Ponyplay Training: Grooming your Pony


Grooming supplies for bio-equines and human ponies

Photo by BLW (license: CC BY-SA 3.0)

Grooming your pony can be a very intimate activity for both you and your pony. Moreover, it can very enjoyable for the pony to be brushed, petted, and in general have his owner's hands lightly caressing and going over his skin. This is a great activity both before and after a ponyplay session.

To groom your pony, you will typically tie or cross tie him, so I will assume for this section that your pony is trained to tying or cross tying. If not you can: learn how to tie your pony, and learn how to cross tie your pony.

Before you begin, here's some grooming equipment you want to have on hand:

It is not a bad idea to have a grooming bucket to carry and store your pony's grooming supplies. A bio-equine feed bucket, or grooming bucket are some good choices. The grooming tools can also be purchased from a bio-equine tack store (either online or on person) relatively inexpensively.

The first step is to lead you pony over to the cross ties, or alternatively tie him to a hitching post or the ring in his stall, and secure him to the ties (or ring). Once your pony is tied (if not using cross ties with quick release snaps, you should tie your pony with a quick release knot) you can start with the rubber curry comb. Start at pony's neck and slowly work your way lower, rubbing the curry comb in a circular motion on your pony. Begin gently and gauge your pony's reaction. If he likes this, you can apply more pressure with the curry - some ponies really like this and consider it like a massage. Use the curry on your pony's face with caution.

Brushes for grooming a horse or pony

Photo by Ra Boe (license: CC BY-SA 3.0)

After you have thoroughly used the curry on your pony's body, move to the stiff brush (a good rule of thumb is to start with the stiffest brush you have and progressively move to softer brushes), but instead of using a circular motion, apply the stiff brush in quick movements, flicking the brush lightly along your pony. Again, start from the neck and work your way down adjusting the pressure you used based on the pony's reaction; some ponies like a lot of pressure, but many ponies may prefer only light flicking of the brush.

Now you can move to the body brush. With the body brush, you will want to apply smooth, constant pressure unlike the stiff brush. As with both the curry and the stiff brush, you will want to start at the pony's neck and work your way down. Apply the brush flat against the pony's skin (adjusting pressure to the pony's liking) and move in long smooth strokes.

With the brushing done, you will want to move on to your pony's mane. Whether you are combing a pony's natural mane (i.e. hair) or a mane the pony might be wearing (e.g. as a mask or part of his bridle), you will want to be gentle so as not to break the pony's hair.

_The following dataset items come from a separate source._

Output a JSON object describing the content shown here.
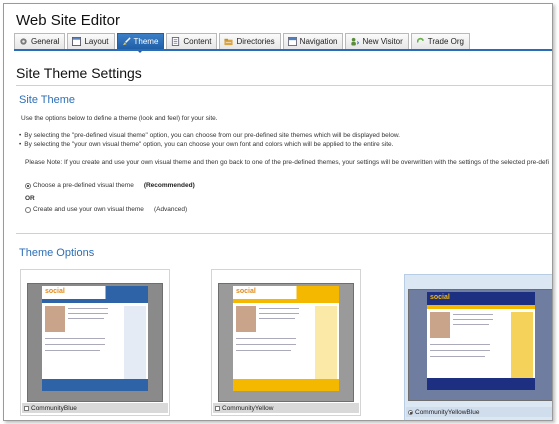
{
  "window": {
    "title": "Web Site Editor"
  },
  "tabs": [
    {
      "label": "General",
      "icon": "gear-icon"
    },
    {
      "label": "Layout",
      "icon": "layout-icon"
    },
    {
      "label": "Theme",
      "icon": "brush-icon",
      "active": true
    },
    {
      "label": "Content",
      "icon": "document-icon"
    },
    {
      "label": "Directories",
      "icon": "folder-icon"
    },
    {
      "label": "Navigation",
      "icon": "navigation-icon"
    },
    {
      "label": "New Visitor",
      "icon": "visitor-icon"
    },
    {
      "label": "Trade Org",
      "icon": "recycle-icon"
    }
  ],
  "page": {
    "title": "Site Theme Settings"
  },
  "site_theme": {
    "heading": "Site Theme",
    "intro": "Use the options below to define a theme (look and feel) for your site.",
    "bullets": [
      "By selecting the \"pre-defined visual theme\" option, you can choose from our pre-defined site themes which will be displayed below.",
      "By selecting the \"your own visual theme\" option, you can choose your own font and colors which will be applied to the entire site."
    ],
    "note": "Please Note: If you create and use your own visual theme and then go back to one of the pre-defined themes, your settings will be overwritten with the settings of the selected pre-defi",
    "option_predefined": "Choose a pre-defined visual theme",
    "option_predefined_tag": "(Recommended)",
    "or_label": "OR",
    "option_own": "Create and use your own visual theme",
    "option_own_tag": "(Advanced)",
    "selected_option": "predefined"
  },
  "theme_options": {
    "heading": "Theme Options",
    "themes": [
      {
        "name": "CommunityBlue",
        "logo": "social",
        "selected": false
      },
      {
        "name": "CommunityYellow",
        "logo": "social",
        "selected": false
      },
      {
        "name": "CommunityYellowBlue",
        "logo": "social",
        "selected": true
      }
    ]
  },
  "colors": {
    "accent": "#2c6fb7",
    "active_tab": "#1e5fa8",
    "selected_card": "#dbe7f3",
    "theme_blue": "#2f63a8",
    "theme_yellow": "#f5b800",
    "theme_navy": "#1c2f80"
  }
}
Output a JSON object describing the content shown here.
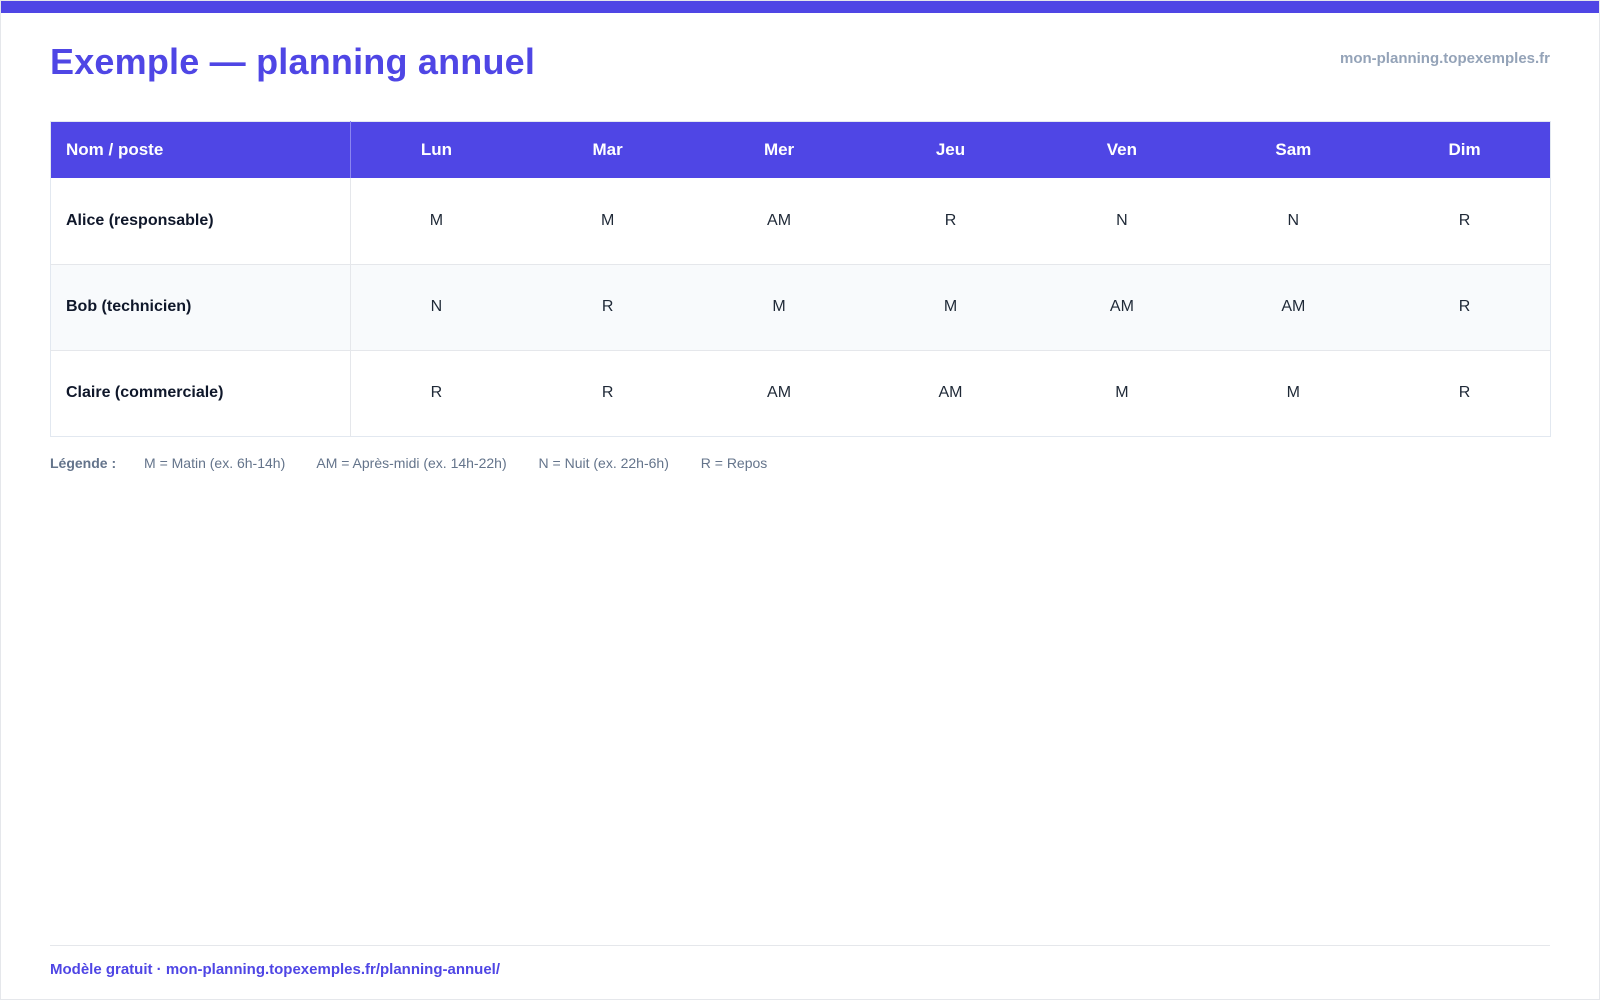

After you finish the mane, you can move on the pony's tail. If you used a mane comb for bio-equines, do not use this on your pony's tail; its teeth are too fine! Now, some ponies have butt-plug tails, which while definitely fun, are not always conducive to being brushed (read: heavy brushing may result in the tail popping out of the pony's ass!). So if your pony has butt plug tail, be careful when brushing. If your pony's tail is attached to his harness or through other similar attachment, you can be a bit rougher with it and get out more of the knots. Brush the pony's tail until you can run your finger through it and not encounter much if any resistance.

Bottom of Reactor ponyplay hoof boot

Photo by cPony

If your pony wears hoofboots with horseshoes, you will want to check, and possibly pick, your pony's feet. To check your pony's feet, stand facing opposite your pony and run your hand down your pony's leg (start at the crotch if you like!) to the ankle, which you will lightly squeeze. This is a signal to your pony that you wish him to take his weight and slightly raise this foot. Now keeping your hold of the pony's ankle life up his foot (not too high since he only has two legs, and if you're doing this he has on boots that may be hard enough to balance in) and look at the space within the horseshoe (this is where mud and such will accumulate). If there is dirt, mud, etc. there, gently scrape it away with the hoof pick being careful not damage the pony's hooves (the boot were most likely quite expensive - no sense in damaging it). You can also use a towel here to clean up the bottom of the hoof.

Finally, use the soft towel to gently wipe down you pony. Now you're done and have a clean (and grateful) pony!